I finished up colors tonight, and will spray clear coat tomorrow then let it hang all weekend. I have to say either the product isn't as good as the instructions or the instructions are not as good as the product. I cleaned the rifle twice, then sprayed it with the tru strip twice, and have had the first and second coats come off in a few spots when I peeled the templates off. I am not happy about that. I masked off a few areas tonight with blue painters tape to "touch up" the areas that came off. I pulled the tape off thinking there would be no problem since it had been 4 days since coat 1 and 3 since coat 2. The tape took off chunks of both coats on my barrel. I am too pressed for time to worry about it and am going to just clear coat over it in the morning. I really need to work on my camo patterns. It looks horrible!!!! I should have used the pic from the website to go off of. Will post pix when I return on Sunday.


----------



## Brad from ND (Jan 23, 2007)

Did you wear rubber gloves while handling the rifle? The oil from your skin is enough to make the duracoat not stick.


----------



## Savage260 (Oct 21, 2007)

While touching up a few of the spots where the duracoat came off before clear coating, the hook I had the rifle hanging from decided to bend out. I was holding on to the very end of the barrel, so all the weight of the rifle came down on the very end of the stock breaking the stock completely through at the pistol grip. [/img]


----------



## Brad from ND (Jan 23, 2007)

All that work, just to have the damn thing break in the end. That sucks. You should be able to run a long screw threw it since it isn't a high recoiling caliber. Try pilot drilling it out, run in a long threaded bolt and then cutting the bolt head flush with the bottom of the stock. It's about the only way to save the stock and all the work you just did to it. A little acraglass in the crack would definitely help to hide the crack. Sand that smooth and touch up the paint as needed. Hope that helps. Just trying to save all that work by making more work!!!!! Good luck.


----------



## Savage260 (Oct 21, 2007)

I guess that would be cheaper than spending $150 for a new evolution stock and repainting. I will give it a shot. Thanks!!!


----------



## ndshooter (Dec 21, 2008)

anyone in or near Fargo do this as a service? I bought a DPMS Arctic Panther and if I decide not to sell it, I think I want to have the white coated.


----------



## Brad from ND (Jan 23, 2007)

I could do it for you, but it wouldn't be until spring. It is definitely not something you want to spray indoors. Give me a call at 701-361-5167.


----------



## Savage260 (Oct 21, 2007)

It is actually very easy to do. Especially if you are only doing a solid color.
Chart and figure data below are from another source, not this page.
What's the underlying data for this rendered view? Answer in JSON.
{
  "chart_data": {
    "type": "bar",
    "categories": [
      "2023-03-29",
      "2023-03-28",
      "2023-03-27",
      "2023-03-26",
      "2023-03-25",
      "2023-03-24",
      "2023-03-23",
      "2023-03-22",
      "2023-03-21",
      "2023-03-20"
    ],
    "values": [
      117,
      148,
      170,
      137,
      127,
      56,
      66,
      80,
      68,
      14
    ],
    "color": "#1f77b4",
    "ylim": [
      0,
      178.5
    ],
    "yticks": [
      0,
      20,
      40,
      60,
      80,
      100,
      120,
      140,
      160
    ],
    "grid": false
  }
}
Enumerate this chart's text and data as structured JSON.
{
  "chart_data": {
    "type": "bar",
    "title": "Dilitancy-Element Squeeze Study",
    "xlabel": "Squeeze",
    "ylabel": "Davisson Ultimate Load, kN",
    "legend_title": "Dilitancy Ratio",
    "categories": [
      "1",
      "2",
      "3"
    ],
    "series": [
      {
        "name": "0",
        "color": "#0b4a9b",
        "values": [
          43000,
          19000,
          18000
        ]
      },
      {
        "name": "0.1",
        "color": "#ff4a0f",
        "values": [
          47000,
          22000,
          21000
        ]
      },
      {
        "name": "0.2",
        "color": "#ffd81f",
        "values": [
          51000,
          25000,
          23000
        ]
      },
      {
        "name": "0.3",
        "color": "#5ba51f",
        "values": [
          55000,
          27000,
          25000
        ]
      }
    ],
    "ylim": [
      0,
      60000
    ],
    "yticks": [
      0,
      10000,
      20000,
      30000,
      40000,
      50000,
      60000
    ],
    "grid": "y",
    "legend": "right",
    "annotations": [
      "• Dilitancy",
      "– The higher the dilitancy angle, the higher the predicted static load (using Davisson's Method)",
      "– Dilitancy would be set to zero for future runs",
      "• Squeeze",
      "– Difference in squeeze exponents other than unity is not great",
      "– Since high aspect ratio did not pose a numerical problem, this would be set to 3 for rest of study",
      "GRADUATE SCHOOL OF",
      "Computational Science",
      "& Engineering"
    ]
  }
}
Make sure you use gloves while applying the tru strip though.


----------



## Savage260 (Oct 21, 2007)

I had to give it another go after the .17HMR fiasco, I think this one turned out alright. The clear coat definately adds some thing so it doesn't look like a guy spray painted the rifle in 3 hours. This is MY version of the Advanced AmStripe using colors I mixed from leftovers and matte black.


----------



## xdeano (Jan 14, 2005)

That looks pretty crazy, it makes my eyes go crazy like it doesn't want to focus on one spot. looks pretty nice. how did the 17 ever turn out?

xdeano


----------



## Savage260 (Oct 21, 2007)

I ended up making the origional stock worse when I drilled it, so I threw it away and bought a new one. Now I need to either coat the stock to match the barrel and scope, or coat the whole thing. I am leaning toward the second choice.


----------



## Brad from ND (Jan 23, 2007)

The AR looks good. If you do decide to do the whole 17 over again, remember to rough up the old Duracoat.


----------



## Savage260 (Oct 21, 2007)

Thanks for the tip! I will definately be wearing gloves the whole time when I recoat the .17, it made ahuge difference on the AR!!!


----------